Markets hits life-time high levels; rallies around a percent

02 Jul 2014 Evaluate

Witnessing hectic buying since early deals, local equity markets were trading at fresh life-time high levels after Finance Minister Arun Jaitley's commented that 'mindless populism' in policymaking needed to be checked stoke expectations of a pragmatic budget on July 10. Additionally, sentiments also got a lift after FM underscored that a high fiscal deficit and inflation were major challenges for India, which in turn triggered hopes that he could unveil fiscal consolidation measures in his first annual budget. Meanwhile, sentiments were also buttressed by positive global set-up. At day’s high, both Sensex and Nifty were trading above the crucial 25,750 and 7,700 levels respectively, with gains of close to a percent.
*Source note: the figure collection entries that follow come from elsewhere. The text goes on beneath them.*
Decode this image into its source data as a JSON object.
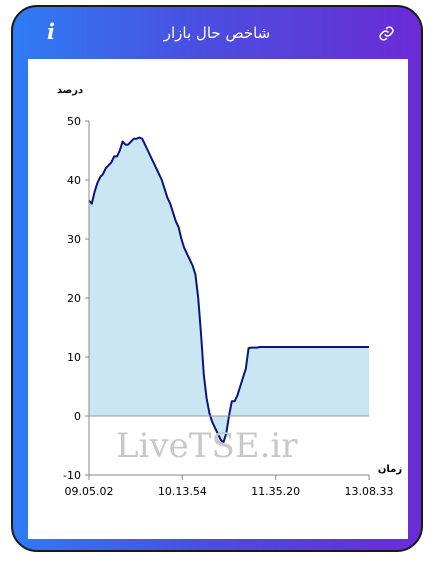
{
  "header": {
    "title": "شاخص حال بازار",
    "info_icon": "info-icon",
    "link_icon": "link-icon"
  },
  "colors": {
    "gradient_start": "#2f7bf6",
    "gradient_end": "#6a2bd6",
    "line": "#0b1580",
    "fill": "#c9e6f2"
  },
  "chart_data": {
    "type": "area",
    "ylabel": "درصد",
    "xlabel": "زمان",
    "ylim": [
      -10,
      50
    ],
    "yticks": [
      -10,
      0,
      10,
      20,
      30,
      40,
      50
    ],
    "xticks": [
      "09.05.02",
      "10.13.54",
      "11.35.20",
      "13.08.33"
    ],
    "watermark": "LiveTSE.ir",
    "series": [
      {
        "x": [
          0,
          0.01,
          0.02,
          0.03,
          0.04,
          0.05,
          0.06,
          0.07,
          0.08,
          0.09,
          0.1,
          0.11,
          0.12,
          0.13,
          0.14,
          0.15,
          0.16,
          0.17,
          0.18,
          0.19,
          0.2,
          0.21,
          0.22,
          0.23,
          0.24,
          0.25,
          0.26,
          0.27,
          0.28,
          0.29,
          0.3,
          0.31,
          0.32,
          0.33,
          0.34,
          0.35,
          0.36,
          0.37,
          0.38,
          0.39,
          0.4,
          0.41,
          0.42,
          0.43,
          0.44,
          0.45,
          0.46,
          0.47,
          0.48,
          0.49,
          0.5,
          0.51,
          0.52,
          0.53,
          0.54,
          0.55,
          0.56,
          0.57,
          0.58,
          0.59,
          0.6,
          0.61,
          0.62,
          0.63,
          0.64,
          0.65,
          0.66,
          0.67,
          0.68,
          0.69,
          0.7,
          0.71,
          0.72,
          0.73,
          0.74,
          0.75,
          0.76,
          0.77,
          0.78,
          0.79,
          0.8,
          0.81,
          0.82,
          0.83,
          0.84,
          0.85,
          0.86,
          0.87,
          0.88,
          0.89,
          0.9,
          0.92,
          0.94,
          0.96,
          0.98,
          1
        ],
        "y": [
          36.5,
          36,
          38,
          39.5,
          40.5,
          41,
          42,
          42.5,
          43,
          44,
          44,
          45,
          46.5,
          46,
          46,
          46.5,
          47,
          47,
          47.2,
          47,
          46,
          45,
          44,
          43,
          42,
          41,
          40,
          38.5,
          37,
          36,
          34.5,
          33,
          32,
          30,
          28.5,
          27.5,
          26.5,
          25.5,
          24,
          20,
          14,
          7,
          3,
          0.5,
          -1,
          -2,
          -3,
          -4,
          -4.5,
          -3,
          0,
          2.5,
          2.5,
          3.5,
          5,
          6.5,
          8,
          11.5,
          11.6,
          11.6,
          11.6,
          11.7,
          11.7,
          11.7,
          11.7,
          11.7,
          11.7,
          11.7,
          11.7,
          11.7,
          11.7,
          11.7,
          11.7,
          11.7,
          11.7,
          11.7,
          11.7,
          11.7,
          11.7,
          11.7,
          11.7,
          11.7,
          11.7,
          11.7,
          11.7,
          11.7,
          11.7,
          11.7,
          11.7,
          11.7,
          11.7,
          11.7,
          11.7,
          11.7,
          11.7,
          11.7
        ]
      }
    ]
  }
}
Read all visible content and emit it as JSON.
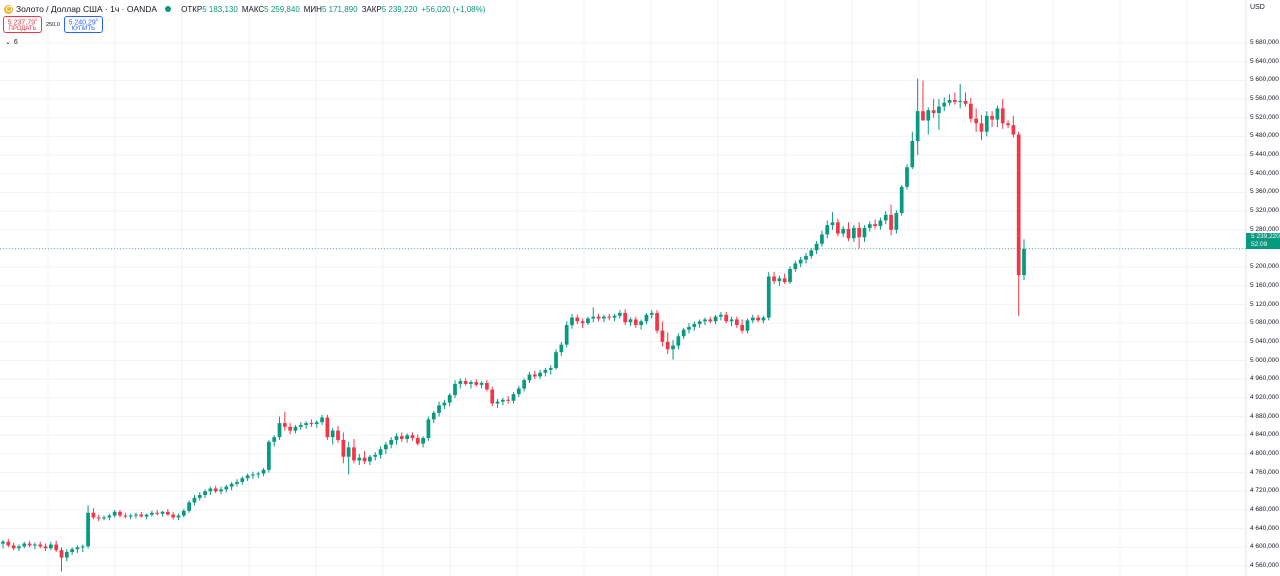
{
  "header": {
    "symbol_title": "Золото / Доллар США · 1ч · OANDA",
    "ohlc": [
      {
        "label": "ОТКР",
        "value": "5 183,130"
      },
      {
        "label": "МАКС",
        "value": "5 259,840"
      },
      {
        "label": "МИН",
        "value": "5 171,890"
      },
      {
        "label": "ЗАКР",
        "value": "5 239,220"
      }
    ],
    "change": "+56,020 (+1,08%)"
  },
  "trade": {
    "sell_price": "5 237,79",
    "sell_sup": "0",
    "sell_label": "ПРОДАТЬ",
    "spread": "250,0",
    "buy_price": "5 240,29",
    "buy_sup": "0",
    "buy_label": "КУПИТЬ"
  },
  "indicators_toggle": {
    "count": "6"
  },
  "axis": {
    "currency": "USD"
  },
  "last_price": {
    "value": "5 239,220",
    "countdown": "52:09"
  },
  "colors": {
    "up": "#089981",
    "down": "#f23645",
    "grid": "#f0f3fa"
  },
  "chart_data": {
    "type": "candlestick",
    "interval": "1h",
    "y_ticks": [
      "5 680,000",
      "5 640,000",
      "5 600,000",
      "5 560,000",
      "5 520,000",
      "5 480,000",
      "5 440,000",
      "5 400,000",
      "5 360,000",
      "5 320,000",
      "5 280,000",
      "5 240,000",
      "5 200,000",
      "5 160,000",
      "5 120,000",
      "5 080,000",
      "5 040,000",
      "5 000,000",
      "4 960,000",
      "4 920,000",
      "4 880,000",
      "4 840,000",
      "4 800,000",
      "4 760,000",
      "4 720,000",
      "4 680,000",
      "4 640,000",
      "4 600,000",
      "4 560,000"
    ],
    "ylim": [
      4545,
      5705
    ],
    "grid": true,
    "ohlc": [
      [
        4608,
        4616,
        4598,
        4612
      ],
      [
        4612,
        4618,
        4600,
        4604
      ],
      [
        4604,
        4610,
        4594,
        4598
      ],
      [
        4598,
        4606,
        4592,
        4602
      ],
      [
        4602,
        4612,
        4598,
        4608
      ],
      [
        4608,
        4614,
        4600,
        4604
      ],
      [
        4604,
        4610,
        4596,
        4606
      ],
      [
        4606,
        4612,
        4598,
        4602
      ],
      [
        4602,
        4608,
        4592,
        4598
      ],
      [
        4598,
        4612,
        4594,
        4606
      ],
      [
        4606,
        4614,
        4590,
        4594
      ],
      [
        4594,
        4600,
        4548,
        4578
      ],
      [
        4578,
        4596,
        4570,
        4590
      ],
      [
        4590,
        4600,
        4584,
        4596
      ],
      [
        4596,
        4604,
        4588,
        4600
      ],
      [
        4600,
        4606,
        4590,
        4602
      ],
      [
        4602,
        4690,
        4598,
        4674
      ],
      [
        4674,
        4684,
        4660,
        4664
      ],
      [
        4664,
        4670,
        4656,
        4662
      ],
      [
        4662,
        4668,
        4658,
        4664
      ],
      [
        4664,
        4672,
        4658,
        4668
      ],
      [
        4668,
        4680,
        4664,
        4676
      ],
      [
        4676,
        4680,
        4664,
        4668
      ],
      [
        4668,
        4674,
        4662,
        4666
      ],
      [
        4666,
        4672,
        4660,
        4668
      ],
      [
        4668,
        4674,
        4662,
        4670
      ],
      [
        4670,
        4676,
        4664,
        4666
      ],
      [
        4666,
        4672,
        4660,
        4670
      ],
      [
        4670,
        4678,
        4666,
        4674
      ],
      [
        4674,
        4680,
        4668,
        4672
      ],
      [
        4672,
        4678,
        4666,
        4676
      ],
      [
        4676,
        4682,
        4668,
        4670
      ],
      [
        4670,
        4676,
        4660,
        4664
      ],
      [
        4664,
        4672,
        4658,
        4668
      ],
      [
        4668,
        4682,
        4664,
        4678
      ],
      [
        4678,
        4700,
        4674,
        4696
      ],
      [
        4696,
        4712,
        4690,
        4706
      ],
      [
        4706,
        4718,
        4700,
        4712
      ],
      [
        4712,
        4724,
        4706,
        4720
      ],
      [
        4720,
        4730,
        4712,
        4726
      ],
      [
        4726,
        4732,
        4716,
        4720
      ],
      [
        4720,
        4730,
        4714,
        4724
      ],
      [
        4724,
        4734,
        4718,
        4730
      ],
      [
        4730,
        4740,
        4722,
        4736
      ],
      [
        4736,
        4746,
        4730,
        4740
      ],
      [
        4740,
        4752,
        4734,
        4748
      ],
      [
        4748,
        4758,
        4742,
        4754
      ],
      [
        4754,
        4762,
        4746,
        4756
      ],
      [
        4756,
        4762,
        4748,
        4758
      ],
      [
        4758,
        4770,
        4752,
        4766
      ],
      [
        4766,
        4830,
        4760,
        4826
      ],
      [
        4826,
        4840,
        4816,
        4836
      ],
      [
        4836,
        4880,
        4830,
        4866
      ],
      [
        4866,
        4890,
        4850,
        4858
      ],
      [
        4858,
        4866,
        4842,
        4850
      ],
      [
        4850,
        4862,
        4844,
        4858
      ],
      [
        4858,
        4868,
        4852,
        4862
      ],
      [
        4862,
        4870,
        4854,
        4866
      ],
      [
        4866,
        4874,
        4858,
        4864
      ],
      [
        4864,
        4872,
        4856,
        4868
      ],
      [
        4868,
        4884,
        4862,
        4878
      ],
      [
        4878,
        4884,
        4830,
        4836
      ],
      [
        4836,
        4856,
        4820,
        4850
      ],
      [
        4850,
        4860,
        4824,
        4830
      ],
      [
        4830,
        4846,
        4780,
        4794
      ],
      [
        4794,
        4826,
        4756,
        4814
      ],
      [
        4814,
        4832,
        4780,
        4786
      ],
      [
        4786,
        4800,
        4776,
        4792
      ],
      [
        4792,
        4806,
        4778,
        4784
      ],
      [
        4784,
        4798,
        4776,
        4794
      ],
      [
        4794,
        4804,
        4786,
        4798
      ],
      [
        4798,
        4816,
        4790,
        4810
      ],
      [
        4810,
        4826,
        4800,
        4820
      ],
      [
        4820,
        4836,
        4812,
        4830
      ],
      [
        4830,
        4844,
        4820,
        4838
      ],
      [
        4838,
        4846,
        4826,
        4832
      ],
      [
        4832,
        4844,
        4824,
        4840
      ],
      [
        4840,
        4846,
        4828,
        4834
      ],
      [
        4834,
        4842,
        4818,
        4822
      ],
      [
        4822,
        4838,
        4814,
        4834
      ],
      [
        4834,
        4880,
        4828,
        4874
      ],
      [
        4874,
        4892,
        4866,
        4888
      ],
      [
        4888,
        4912,
        4880,
        4904
      ],
      [
        4904,
        4916,
        4896,
        4910
      ],
      [
        4910,
        4930,
        4902,
        4926
      ],
      [
        4926,
        4958,
        4920,
        4950
      ],
      [
        4950,
        4962,
        4940,
        4956
      ],
      [
        4956,
        4962,
        4946,
        4950
      ],
      [
        4950,
        4958,
        4940,
        4954
      ],
      [
        4954,
        4960,
        4944,
        4948
      ],
      [
        4948,
        4956,
        4940,
        4952
      ],
      [
        4952,
        4958,
        4934,
        4938
      ],
      [
        4938,
        4944,
        4902,
        4908
      ],
      [
        4908,
        4918,
        4898,
        4912
      ],
      [
        4912,
        4920,
        4904,
        4916
      ],
      [
        4916,
        4924,
        4908,
        4914
      ],
      [
        4914,
        4932,
        4908,
        4928
      ],
      [
        4928,
        4946,
        4922,
        4940
      ],
      [
        4940,
        4962,
        4934,
        4958
      ],
      [
        4958,
        4976,
        4952,
        4970
      ],
      [
        4970,
        4978,
        4960,
        4966
      ],
      [
        4966,
        4980,
        4960,
        4974
      ],
      [
        4974,
        4984,
        4966,
        4980
      ],
      [
        4980,
        4990,
        4970,
        4984
      ],
      [
        4984,
        5024,
        4980,
        5018
      ],
      [
        5018,
        5040,
        5010,
        5034
      ],
      [
        5034,
        5084,
        5028,
        5076
      ],
      [
        5076,
        5100,
        5068,
        5092
      ],
      [
        5092,
        5098,
        5078,
        5084
      ],
      [
        5084,
        5090,
        5070,
        5080
      ],
      [
        5080,
        5094,
        5076,
        5090
      ],
      [
        5090,
        5114,
        5082,
        5094
      ],
      [
        5094,
        5100,
        5084,
        5090
      ],
      [
        5090,
        5098,
        5082,
        5094
      ],
      [
        5094,
        5100,
        5086,
        5092
      ],
      [
        5092,
        5100,
        5084,
        5096
      ],
      [
        5096,
        5108,
        5090,
        5102
      ],
      [
        5102,
        5110,
        5076,
        5082
      ],
      [
        5082,
        5092,
        5074,
        5088
      ],
      [
        5088,
        5094,
        5070,
        5076
      ],
      [
        5076,
        5088,
        5066,
        5084
      ],
      [
        5084,
        5102,
        5078,
        5098
      ],
      [
        5098,
        5108,
        5090,
        5102
      ],
      [
        5102,
        5108,
        5058,
        5064
      ],
      [
        5064,
        5084,
        5030,
        5040
      ],
      [
        5040,
        5060,
        5014,
        5024
      ],
      [
        5024,
        5044,
        5002,
        5032
      ],
      [
        5032,
        5058,
        5024,
        5052
      ],
      [
        5052,
        5070,
        5046,
        5066
      ],
      [
        5066,
        5080,
        5058,
        5072
      ],
      [
        5072,
        5084,
        5064,
        5078
      ],
      [
        5078,
        5088,
        5070,
        5084
      ],
      [
        5084,
        5092,
        5076,
        5088
      ],
      [
        5088,
        5094,
        5080,
        5084
      ],
      [
        5084,
        5098,
        5078,
        5094
      ],
      [
        5094,
        5104,
        5086,
        5098
      ],
      [
        5098,
        5104,
        5080,
        5084
      ],
      [
        5084,
        5094,
        5074,
        5088
      ],
      [
        5088,
        5094,
        5070,
        5076
      ],
      [
        5076,
        5088,
        5058,
        5064
      ],
      [
        5064,
        5090,
        5058,
        5086
      ],
      [
        5086,
        5098,
        5080,
        5092
      ],
      [
        5092,
        5098,
        5082,
        5086
      ],
      [
        5086,
        5096,
        5080,
        5092
      ],
      [
        5092,
        5190,
        5086,
        5180
      ],
      [
        5180,
        5190,
        5164,
        5170
      ],
      [
        5170,
        5182,
        5160,
        5176
      ],
      [
        5176,
        5186,
        5164,
        5168
      ],
      [
        5168,
        5202,
        5164,
        5196
      ],
      [
        5196,
        5214,
        5190,
        5208
      ],
      [
        5208,
        5222,
        5200,
        5216
      ],
      [
        5216,
        5230,
        5208,
        5224
      ],
      [
        5224,
        5240,
        5218,
        5236
      ],
      [
        5236,
        5256,
        5228,
        5250
      ],
      [
        5250,
        5278,
        5244,
        5270
      ],
      [
        5270,
        5300,
        5262,
        5290
      ],
      [
        5290,
        5318,
        5280,
        5296
      ],
      [
        5296,
        5304,
        5266,
        5272
      ],
      [
        5272,
        5288,
        5264,
        5282
      ],
      [
        5282,
        5296,
        5256,
        5262
      ],
      [
        5262,
        5290,
        5254,
        5284
      ],
      [
        5284,
        5296,
        5240,
        5264
      ],
      [
        5264,
        5290,
        5254,
        5284
      ],
      [
        5284,
        5298,
        5276,
        5292
      ],
      [
        5292,
        5302,
        5282,
        5288
      ],
      [
        5288,
        5306,
        5280,
        5300
      ],
      [
        5300,
        5320,
        5292,
        5312
      ],
      [
        5312,
        5334,
        5268,
        5280
      ],
      [
        5280,
        5322,
        5272,
        5316
      ],
      [
        5316,
        5376,
        5310,
        5372
      ],
      [
        5372,
        5420,
        5366,
        5414
      ],
      [
        5414,
        5490,
        5410,
        5470
      ],
      [
        5470,
        5604,
        5440,
        5534
      ],
      [
        5534,
        5600,
        5520,
        5514
      ],
      [
        5514,
        5542,
        5484,
        5536
      ],
      [
        5536,
        5560,
        5520,
        5530
      ],
      [
        5530,
        5560,
        5494,
        5544
      ],
      [
        5544,
        5564,
        5534,
        5552
      ],
      [
        5552,
        5570,
        5546,
        5558
      ],
      [
        5558,
        5574,
        5548,
        5554
      ],
      [
        5554,
        5592,
        5540,
        5556
      ],
      [
        5556,
        5574,
        5544,
        5550
      ],
      [
        5550,
        5562,
        5510,
        5518
      ],
      [
        5518,
        5540,
        5490,
        5508
      ],
      [
        5508,
        5526,
        5472,
        5490
      ],
      [
        5490,
        5534,
        5480,
        5524
      ],
      [
        5524,
        5534,
        5500,
        5516
      ],
      [
        5516,
        5546,
        5500,
        5540
      ],
      [
        5540,
        5560,
        5496,
        5508
      ],
      [
        5508,
        5514,
        5498,
        5504
      ],
      [
        5504,
        5524,
        5478,
        5484
      ],
      [
        5484,
        5490,
        5096,
        5183
      ],
      [
        5183,
        5259.84,
        5171.89,
        5239.22
      ]
    ]
  }
}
Meanwhile, broader indices also following suite were up with gains in the range of 0.85%-1.05%.

Gains at Dalal Street were led by stocks from Infrastructure, Power and Metal counters, while stocks from Information Technology pivotal were the sole loser. Meanwhile, banking stocks were also up on renewed buying, with all private sector banks, like ICICI bank, IndusInd Bank and Yes Bank trading with gains of over a percent.  The market breadth on BSE was positive, out of 2,718 stocks traded, 1,784 stocks advanced, while 1022 stocks declined on the BSE.

The BSE Sensex is currently trading at 25770.07, up by 253.72 points or 0.99% after trading in a range of 25660.16 and 25789.42. There were 28 stocks advancing against 2 stocks declining on the index.

The broader indices were trading in green; the BSE Mid cap index was up by 0.89%, while Small cap index up by 1.05%.

The gaining sectoral indices on the BSE were Infrastructure Index up by 1.74%, Power up by 1.51%, Metal up by 1.38%, Consumer Durables up by 1.24% and Healthcare up by 1.17%. On the flip side, IT down by 0.04% was the lone losing index on BSE.    

The top gainers on the Sensex were SSLT up by 2.75%, Maruti Suzuki up by 2.16%, Coal India up by 1.86%, HDFC Bank up by 1.69% and M&M up by 1.66%. On the flip side, Hindalco Industries down by 0.11%, Infosys and Gail India down by 0.03%.

Meanwhile, Global rating agency Fitch has stated that India's economic growth will accelerate to 5.5 percent in the FY15. Fitch also revised the growth rate upward to 6.5% in FY16 from 6% projected earlier.

The rating agency noted that latest policy announcements by new government signal a strong intention to pursue reforms. However, Fitch added that budget 2014-15 will give more indications on the government's policy intention, while implementation of the measures will clarify the level to which growth can be boosted.

Fitch mentioned below normal monsoon as the single biggest concern for growth forecast of 5.5 percent for FY15. The rating agency mentioned that although weak monsoon is likely to hit already-high food inflation, recent government announcements on reforms in agriculture produce markets and food distribution fronts will help to cap rising retail inflation. Retail inflation recorded at 8.28% y-o-y in May as against 8.59% in April. 

Meanwhile, Fitch highlighted the need for bold reforms to boost economic growth. The agency highlighted that measure related to fiscal consolidation, farms productivity gains through reforms and the elimination of infrastructure bottleneck are likely to provide impetus to economy.

The CNX Nifty is currently trading at 7,705.00, up by 70.30 points or 0.92% after trading in a range of 7,677.30 and 7,711.50. There were 44 stocks advancing against 6 declining on the index.

The top gainers of the Nifty were SSLT up by 2.94%, MCdowell-N up by 2.68%, Maruti Suzuki up by 2.39%, Coal India up by 1.95% and HDFC Bank by 1.69%. On the flip side, HCL Tech down by 1.39%, Tech Mahindra down by 0.42%, Gail down by 0.17%, Infosys down by 0.11% and Hindalco Industries down by 0.03% were the major losers on the index.

Asian equity indices were trading in green; Nikkei 225 up by 0.29%, Taiwan Weighted up by 0.46%, Shanghai Composite up by 0.32%, Straits Times up by 0.48% and Hand Seng up by 1.20%. While, Jakarta Stock Index down by 0.02% was the only loser amongst Asian pack.

European shares got off to a positive start; with UK’s FTSE 100 adding 0.18% and Germany’s DAX adding by 0.16%. while, France’s CAC 40 index was down by 0.14%.